Vergessen, ignoriert und ausgemustert
Im Laufe der Jahrhunderte erging es Schnitger und seiner Klangästhetik wie vielen Komponisten: Sie wurden unmodern, wurden vergessen, ignoriert und als gestrig ausgemustert. Die alten Orgeln wurden, sobald man es sich leisten konnte, gern gegen neue ausgetauscht. Ein erstes Revival setzte nach dem Ersten Weltkrieg ein, wichtigster Fürsprecher war der Hamburger Autor und Orgelbauer Hans Henny Jahnn, der 1925 eine große Expertentagung einberief.
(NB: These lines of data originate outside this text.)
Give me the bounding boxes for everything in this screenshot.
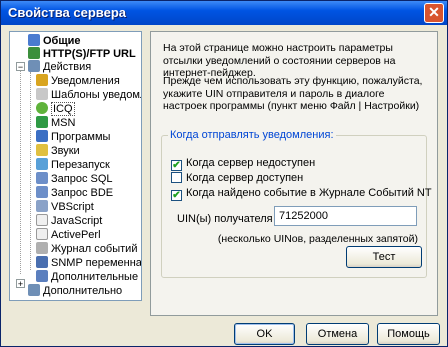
- restart-icon: [36, 158, 48, 170]
- tree-item-label: Действия: [43, 61, 92, 73]
- instructions-text: Прежде чем использовать эту функцию, пож…: [163, 75, 423, 112]
- checkbox-box[interactable]: ✔: [171, 190, 182, 201]
- actions-icon: [28, 60, 40, 72]
- event-log-icon: [36, 242, 48, 254]
- tree-item-actions[interactable]: Действия: [28, 60, 91, 74]
- tree-item-snmp[interactable]: SNMP переменна: [36, 256, 142, 270]
- tree-line: [20, 64, 21, 274]
- tree-item-url[interactable]: HTTP(S)/FTP URL: [28, 47, 136, 61]
- advanced-icon: [28, 284, 40, 296]
- general-icon: [28, 34, 40, 46]
- extra-icon: [36, 270, 48, 282]
- tree-line: [30, 72, 31, 270]
- tree-item-label: JavaScript: [51, 215, 103, 227]
- notifications-icon: [36, 74, 48, 86]
- tree-item-msn[interactable]: MSN: [36, 116, 75, 130]
- programs-icon: [36, 130, 48, 142]
- settings-tree: − + Общие HTTP(S)/FTP URL Действия Уведо…: [9, 31, 142, 301]
- tree-item-vbscript[interactable]: VBScript: [36, 200, 94, 214]
- tree-item-label: SNMP переменна: [51, 257, 142, 269]
- vbscript-icon: [36, 200, 48, 212]
- checkbox-server-down[interactable]: ✔ Когда сервер недоступен: [171, 157, 316, 171]
- tree-item-activeperl[interactable]: ActivePerl: [36, 228, 101, 242]
- tree-item-label: MSN: [51, 117, 76, 129]
- tree-item-label: Дополнительные: [51, 271, 139, 283]
- cancel-button[interactable]: Отмена: [306, 323, 369, 345]
- tree-item-label: Уведомления: [51, 75, 120, 87]
- tree-item-label: Звуки: [51, 145, 80, 157]
- checkbox-label: Когда найдено событие в Журнале Событий …: [186, 187, 432, 199]
- intro-text: На этой странице можно настроить парамет…: [163, 42, 396, 79]
- checkbox-event-log[interactable]: ✔ Когда найдено событие в Журнале Событий…: [171, 187, 432, 201]
- tree-item-notifications[interactable]: Уведомления: [36, 74, 120, 88]
- tree-item-label: Запрос SQL: [51, 173, 113, 185]
- url-icon: [28, 47, 40, 59]
- server-properties-window: Свойства сервера ✕ − + Общие HTTP(S)/FTP…: [0, 0, 448, 347]
- ok-button[interactable]: OK: [234, 323, 295, 345]
- close-button[interactable]: ✕: [424, 3, 444, 23]
- uin-label: UIN(ы) получателя: [177, 213, 273, 225]
- tree-item-label: Общие: [43, 35, 81, 47]
- help-button[interactable]: Помощь: [377, 323, 440, 345]
- title-bar[interactable]: Свойства сервера ✕: [1, 1, 447, 25]
- uin-hint: (несколько UINов, разделенных запятой): [217, 233, 418, 245]
- checkbox-label: Когда сервер доступен: [186, 172, 304, 184]
- tree-item-label: ICQ: [51, 102, 75, 116]
- actions-collapse-icon[interactable]: −: [16, 62, 25, 72]
- group-title: Когда отправлять уведомления:: [168, 129, 336, 141]
- tree-item-general[interactable]: Общие: [28, 34, 81, 48]
- snmp-icon: [36, 256, 48, 268]
- window-title: Свойства сервера: [8, 5, 127, 20]
- tree-item-label: Программы: [51, 131, 111, 143]
- tree-item-icq[interactable]: ICQ: [36, 102, 75, 116]
- tree-item-programs[interactable]: Программы: [36, 130, 110, 144]
- javascript-icon: [36, 214, 48, 226]
- tree-item-restart[interactable]: Перезапуск: [36, 158, 110, 172]
- icq-settings-panel: На этой странице можно настроить парамет…: [150, 31, 438, 316]
- tree-item-javascript[interactable]: JavaScript: [36, 214, 102, 228]
- msn-icon: [36, 116, 48, 128]
- tree-item-templates[interactable]: Шаблоны уведомл: [36, 88, 142, 102]
- tree-item-label: ActivePerl: [51, 229, 101, 241]
- checkbox-box[interactable]: ✔: [171, 160, 182, 171]
- advanced-expand-icon[interactable]: +: [16, 279, 25, 289]
- checkbox-server-up[interactable]: Когда сервер доступен: [171, 172, 303, 185]
- tree-item-advanced[interactable]: Дополнительно: [28, 284, 122, 298]
- checkbox-label: Когда сервер недоступен: [186, 157, 316, 169]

In den 1950ern sorgte eine Aufnahme von Bachs Orgelwerken durch Helmut Walcha an der Schnitger-Orgel in Cappel für weitere Aufmerksamkeit. Auch durch das Interesse an historisch informierter Aufführungspraxis kehrte Schnitger ins Bewusstsein der Musikwelt zurück. Diverse Orgel-Routen übers flache Land bringen inzwischen Schnitger-Fans aus aller Welt in die beschaulichen Dorfkirchen Norddeutschlands.
Bittere Ironie
Es ist eine bittere Ironie dieses Künstler-Schicksals, dass ausgerechnet kurz vor dem diesjährigen Feiertag ein Brand in jener spätromanischen Kirche ausbrach, in der Schnitger 1648 getauft wurde. In St. Bartholomäusim Braker Ortsteil Golzwarden wurde Anfang Juli der Dachstuhl schwer beschädigt. Unklar ist, ob es Brandstiftung war, unklar ist auch, wie sehr die Golzwarder Orgel in Mitleidenschaft gezogen wurde. Dort, wo ein Tryptichon auf der Empore sich den Spaß gönnt, neben einer Kammermusik-Szenerie mit einem mutmaßlichen Schnitger-Porträt auch einen spielenden Organisten nur von hinten abzubilden. Ist Arp es, ist er‘s nicht? Der Legende schadete dieses Rätselraten jedenfalls nicht.
Der dort geplante Festakt am 28. Juli zum Todestag musste abgesagt werden. Arp Schnitgers Ruhm jedoch, der schon so viele Höhen und lange Tiefen erlebt hat hat, wird auch diese Delle im Lebenslauf überstehen.